Macau, China, 14 Jul – Qiao Xiaoyang, deputy secretary-general of the Standing Committee of the National People’s Congress (NPC) indicated Tuesday that Macau should follow Hong Kong ‘s so-called "five-step" political reform pace if it wants to change the methods for electing the chief executive or forming the Legislative Assembly.
According to The Macau Post Daily speaking to reporters on the sidelines of the opening and closing ceremonies for a Macau Basic Law course for public servants at the Macau World Trade Centre, Qiao said that the interpretation of the NPC Standing Committee on possible changes to the method of electing the chief executive and forming the legislature was the same for both the Hong Kong Basic Law and its local counterpart.

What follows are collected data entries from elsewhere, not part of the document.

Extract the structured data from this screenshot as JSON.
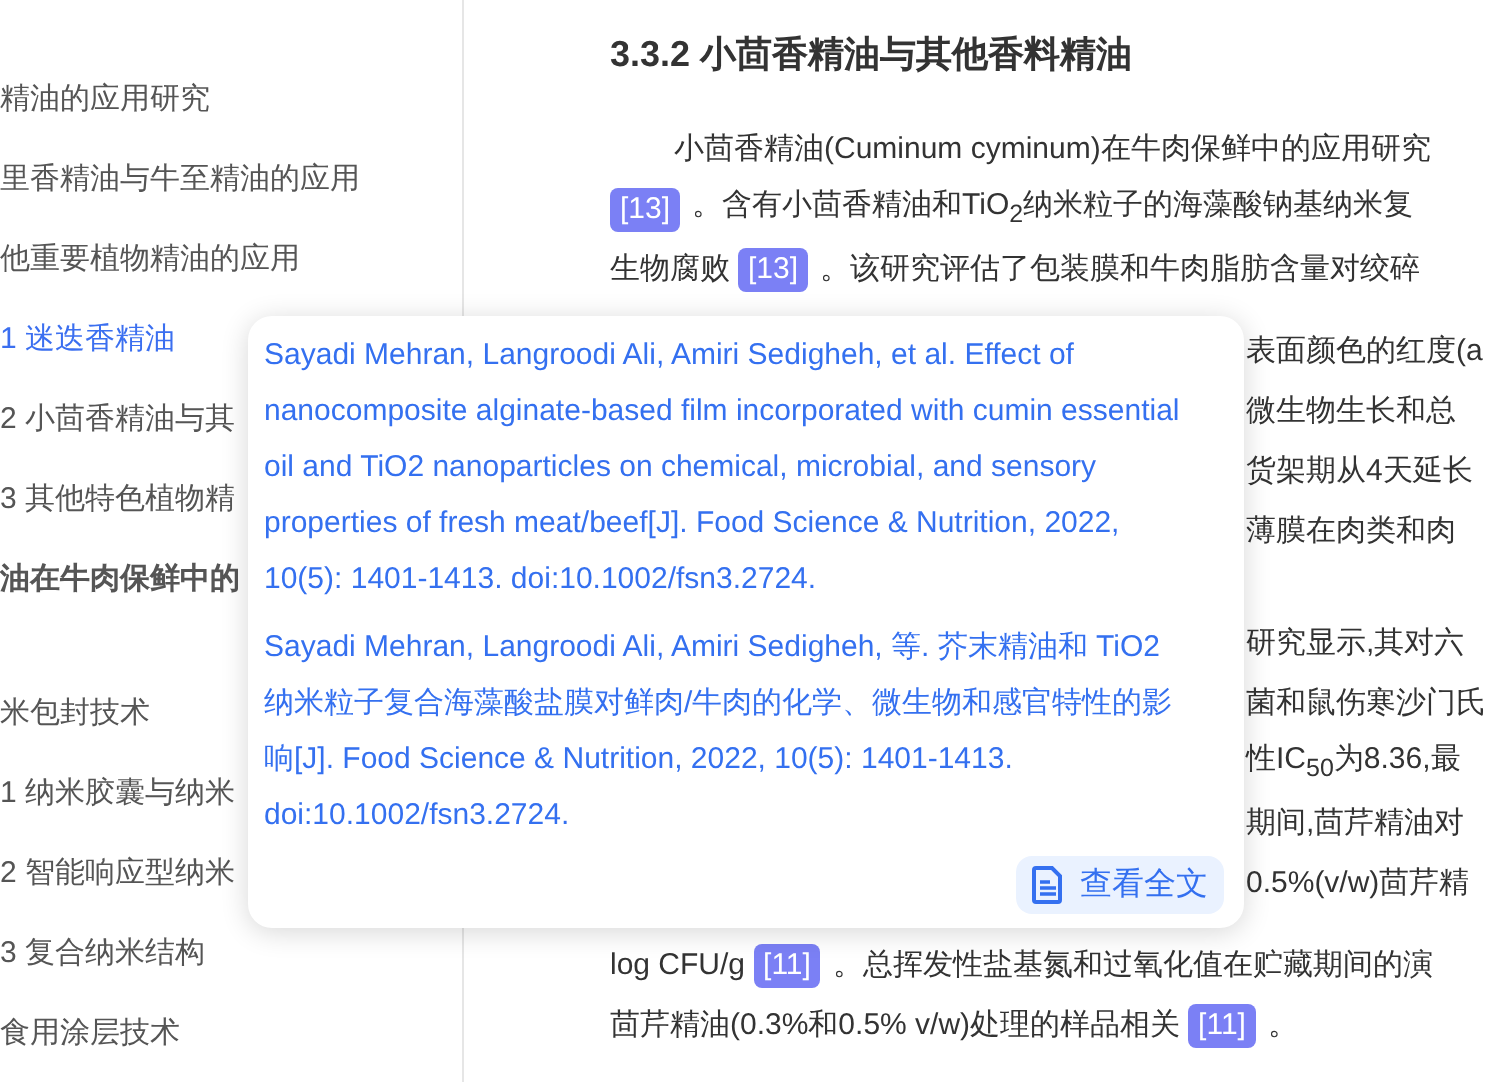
{
  "sidebar": {
    "items": [
      {
        "label": "精油的应用研究",
        "kind": "entry",
        "selected": false
      },
      {
        "label": "里香精油与牛至精油的应用",
        "kind": "entry",
        "selected": false
      },
      {
        "label": "他重要植物精油的应用",
        "kind": "entry",
        "selected": false
      },
      {
        "label": "1  迷迭香精油",
        "kind": "entry",
        "selected": true
      },
      {
        "label": "2  小茴香精油与其",
        "kind": "entry",
        "selected": false
      },
      {
        "label": "3  其他特色植物精",
        "kind": "entry",
        "selected": false
      },
      {
        "label": "油在牛肉保鲜中的",
        "kind": "heading",
        "selected": false
      },
      {
        "label": "米包封技术",
        "kind": "entry",
        "selected": false
      },
      {
        "label": "1  纳米胶囊与纳米",
        "kind": "entry",
        "selected": false
      },
      {
        "label": "2  智能响应型纳米",
        "kind": "entry",
        "selected": false
      },
      {
        "label": "3  复合纳米结构",
        "kind": "entry",
        "selected": false
      },
      {
        "label": "食用涂层技术",
        "kind": "entry",
        "selected": false
      }
    ]
  },
  "article": {
    "heading": "3.3.2 小茴香精油与其他香料精油",
    "paragraphs": [
      {
        "lines": [
          {
            "kind": "full",
            "parts": [
              {
                "kind": "text",
                "text": "小茴香精油(Cuminum cyminum)在牛肉保鲜中的应用研究"
              }
            ]
          },
          {
            "kind": "full",
            "parts": [
              {
                "kind": "cite",
                "text": "[13]"
              },
              {
                "kind": "text",
                "text": "。含有小茴香精油和TiO$_{2}$纳米粒子的海藻酸钠基纳米复"
              }
            ]
          },
          {
            "kind": "full",
            "parts": [
              {
                "kind": "text",
                "text": "生物腐败"
              },
              {
                "kind": "cite",
                "text": "[13]"
              },
              {
                "kind": "text",
                "text": "。该研究评估了包装膜和牛肉脂肪含量对绞碎"
              }
            ]
          },
          {
            "kind": "partial",
            "parts": [
              {
                "kind": "text",
                "text": "表面颜色的红度(a"
              }
            ]
          },
          {
            "kind": "partial",
            "parts": [
              {
                "kind": "text",
                "text": "微生物生长和总"
              }
            ]
          },
          {
            "kind": "partial",
            "parts": [
              {
                "kind": "text",
                "text": "货架期从4天延长"
              }
            ]
          },
          {
            "kind": "partial",
            "parts": [
              {
                "kind": "text",
                "text": "薄膜在肉类和肉"
              }
            ]
          }
        ]
      },
      {
        "lines": [
          {
            "kind": "partial",
            "parts": [
              {
                "kind": "text",
                "text": "研究显示,其对六"
              }
            ]
          },
          {
            "kind": "partial",
            "parts": [
              {
                "kind": "text",
                "text": "菌和鼠伤寒沙门氏"
              }
            ]
          },
          {
            "kind": "partial",
            "parts": [
              {
                "kind": "text",
                "text": "性IC$_{50}$为8.36,最"
              }
            ]
          },
          {
            "kind": "partial",
            "parts": [
              {
                "kind": "text",
                "text": "期间,茴芹精油对"
              }
            ]
          },
          {
            "kind": "partial",
            "parts": [
              {
                "kind": "text",
                "text": "0.5%(v/w)茴芹精"
              }
            ]
          },
          {
            "kind": "full",
            "parts": [
              {
                "kind": "text",
                "text": "log CFU/g"
              },
              {
                "kind": "cite",
                "text": "[11]"
              },
              {
                "kind": "text",
                "text": "。总挥发性盐基氮和过氧化值在贮藏期间的演"
              }
            ]
          },
          {
            "kind": "full",
            "parts": [
              {
                "kind": "text",
                "text": "茴芹精油(0.3%和0.5% v/w)处理的样品相关"
              },
              {
                "kind": "cite",
                "text": "[11]"
              },
              {
                "kind": "text",
                "text": "。"
              }
            ]
          }
        ]
      }
    ]
  },
  "popup": {
    "references": [
      "Sayadi Mehran, Langroodi Ali, Amiri Sedigheh, et al. Effect of nanocomposite alginate-based film incorporated with cumin essential oil and TiO2 nanoparticles on chemical, microbial, and sensory properties of fresh meat/beef[J]. Food Science & Nutrition, 2022, 10(5): 1401-1413. doi:10.1002/fsn3.2724.",
      "Sayadi Mehran, Langroodi Ali, Amiri Sedigheh, 等. 芥末精油和 TiO2 纳米粒子复合海藻酸盐膜对鲜肉/牛肉的化学、微生物和感官特性的影响[J]. Food Science & Nutrition, 2022, 10(5): 1401-1413. doi:10.1002/fsn3.2724."
    ],
    "button": "查看全文"
  }
}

Qiao, who chairs both the Basic Law committees of Hong Kong and Macau, made the remark when asked by reporters whether Macau needed to follow Hong Kong ‘s "five-step" political reform pace if it wanted to make changes to how the chief executive is elected and the legislature is formed.
The NPC Standing Committee (NPCSC) delivered its interpretation concerning the two political reform matters in Hong Kong in April 2004.
The China Daily Hong Kong edition of April 15 quoted Qiao as saying in Beijing on the previous day that "all (the) five steps must be completed, step by step, before Hong Kong could implement its political reform plans.
The newspaper, which has official status in the mainland, enumerated the "five steps" as follows: "To change the electoral methods for electing the Chief Executive (CE) and forming the Legislative Council (LegCo), the Hong Kong SAR government must have the authorization of the NPCSC, submit the reform package to the LegCo, obtain a two-thirds majority passage in the legislature, have (the) consent of the CE, and finally receive endorsement by the NPCSC."
Speaking yesterday, Qiao pointed out that the regulations enshrined in the Annexes I & II of the Basic Laws of Hong Kong and Macau "are the same."
The two annexes regulate the method for the selection of the chief executive and the "method for the formation of the legislature of their special administrative region (SAR).
Qiao, aged 65, said that since the contents of the two annexes in either Basic Law was the same, because of which "it can be said that the  interpretation [of the NPCSC concerning Annexes I & II of the Hong Kong Basic Law] is the same (as far as the two annexes of the Macau Basic Law is concerned).
Asked by reporters when Macau should start its political reform process, Qiao merely said that any such move must be in accordance with the Macau Basic Law.
Qiao, who came to Macau just to take part in Tuesday’s ceremonies, is a graduate of the Beijing Language and Culture University . He has been a member of the Communist Party of China (CPC) since 1974.